Le développement chinois de la mer de Chine méridionale est un facteur d'attraction pour les entreprises chinoises comme pour les entreprises étrangères. Par exemple, on peut noter que la société CCCC Dredging, une filiale de la société d'État China Communications and Constructions Company, après avoir construit les îles artificielles chinoises, a signé un accord pour la récupération des terres avec le gouvernement philippin, lors d'une visite d'État du président Duterte en Chine en octobre 2016 (Laura Zhou, "Une entreprise chinoise de construction d'îles remporte un contrat avec un concurrent en mer de Chine méridionale, les Philippines“, South China Morning Postle 27 octobre 2016).

Le processus de militarisation et les tensions géopolitiques dans ce domaine créent également des opportunités directes pour certaines entreprises européennes. Par exemple, les entreprises - par exemple l'entreprise allemande MTU - qui vendent des technologies à double usage (civil-militaire) telles que les moteurs de navires, qui peuvent être utilisées par les sous-marins chinois (même si les ventes d'armes à la Chine sont soumises à un embargo de l'UE, la vente de technologies doubles est autorisée), profitent de cette incertitude géopolitique. (“Les entreprises allemandes profitent de la montée des tensions en mer de Chine méridionale“, Faire face au financementle 24 août 2016).

Une fois de plus, cela montre que l'incertitude géopolitique n'est pas si effrayante une fois qu'elle est correctement gérée de manière analytique.
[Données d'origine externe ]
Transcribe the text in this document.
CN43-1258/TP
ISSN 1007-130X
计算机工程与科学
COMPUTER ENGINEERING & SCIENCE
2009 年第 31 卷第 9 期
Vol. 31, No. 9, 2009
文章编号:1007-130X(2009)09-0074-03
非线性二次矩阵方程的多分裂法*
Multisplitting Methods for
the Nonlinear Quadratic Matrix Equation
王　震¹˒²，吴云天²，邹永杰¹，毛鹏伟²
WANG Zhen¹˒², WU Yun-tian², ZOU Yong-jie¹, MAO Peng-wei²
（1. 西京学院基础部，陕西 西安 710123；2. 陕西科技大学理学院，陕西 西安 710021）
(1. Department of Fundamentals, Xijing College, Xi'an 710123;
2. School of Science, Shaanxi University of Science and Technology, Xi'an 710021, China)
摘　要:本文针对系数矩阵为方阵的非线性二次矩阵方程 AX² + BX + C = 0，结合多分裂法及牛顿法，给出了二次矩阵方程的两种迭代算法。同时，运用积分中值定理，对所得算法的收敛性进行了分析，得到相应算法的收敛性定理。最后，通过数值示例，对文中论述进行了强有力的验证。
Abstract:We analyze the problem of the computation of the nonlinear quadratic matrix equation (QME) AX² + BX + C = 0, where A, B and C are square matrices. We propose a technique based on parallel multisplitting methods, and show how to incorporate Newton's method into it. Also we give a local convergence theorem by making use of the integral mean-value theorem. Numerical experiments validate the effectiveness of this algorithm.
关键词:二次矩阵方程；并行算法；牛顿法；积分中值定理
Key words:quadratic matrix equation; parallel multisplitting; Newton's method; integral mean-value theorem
Elle peut se traduire par des pertes d'activité si les entreprises ne sont pas en mesure de voir au-delà des nouvelles superficielles. Au contraire, elle peut signifier de nouvelles opportunités et, à tout le moins, un renforcement des politiques si le bon processus est suivi. Déjà, une fois que les éléments de base essentiels d'une analyse d'anticipation pour une question spécifique sont compris - comme cela a été fait ici dans le cas de la mer de Chine méridionale -, de nouveaux éléments apparaissent qui peuvent, une fois l'analyse de prévision et d'alerte stratégique terminée, être injectés dans la conception d'une stratégie de réponse appropriée.

Dans la deuxième partie, nous verrons comment cette militarisation de l'"attracteur" de marchandises chinois est mise en œuvre en mer d'Oman et ce qu'elle signifie en termes stratégiques pour la Chine.

À propos de l'auteur: Jean-Michel Valantin (PhD Paris) est le directeur de l'analyse de l'environnement et de la sécurité à la Red (Team) Analysis Society. Il est spécialisé dans les études stratégiques et la sociologie de la défense, avec un accent sur la géostratégie environnementale.

Image en vedette : Récif Subi, îles Spratly, mer de Chine méridionale, en mai 2015. La source affirme qu'il s'agit de Mischief Reef, ce qui est clairement faux lorsqu'on compare avec d'autres photos des deux récifs. Date 21 mai 2015 - United States Navy - Par United States Navy [domaine public], via Wikimedia Commons

Publié par Dr Jean-Michel Valantin (PhD Paris)

Le Dr Jean-Michel Valantin (PhD Paris) dirige le département Environnement et Sécurité du Red Team Analysis Society. Il est spécialisé dans les études stratégiques et la sociologie de la défense avec un accent sur la géostratégie environnementale. Il est l'auteur de "Menace climatique sur l'ordre mondial", "Ecologie et gouvernance mondiale", "Guerre et Nature, l'Amérique prépare la guerre du climat" et de "Hollywood, le Pentagone et Washington".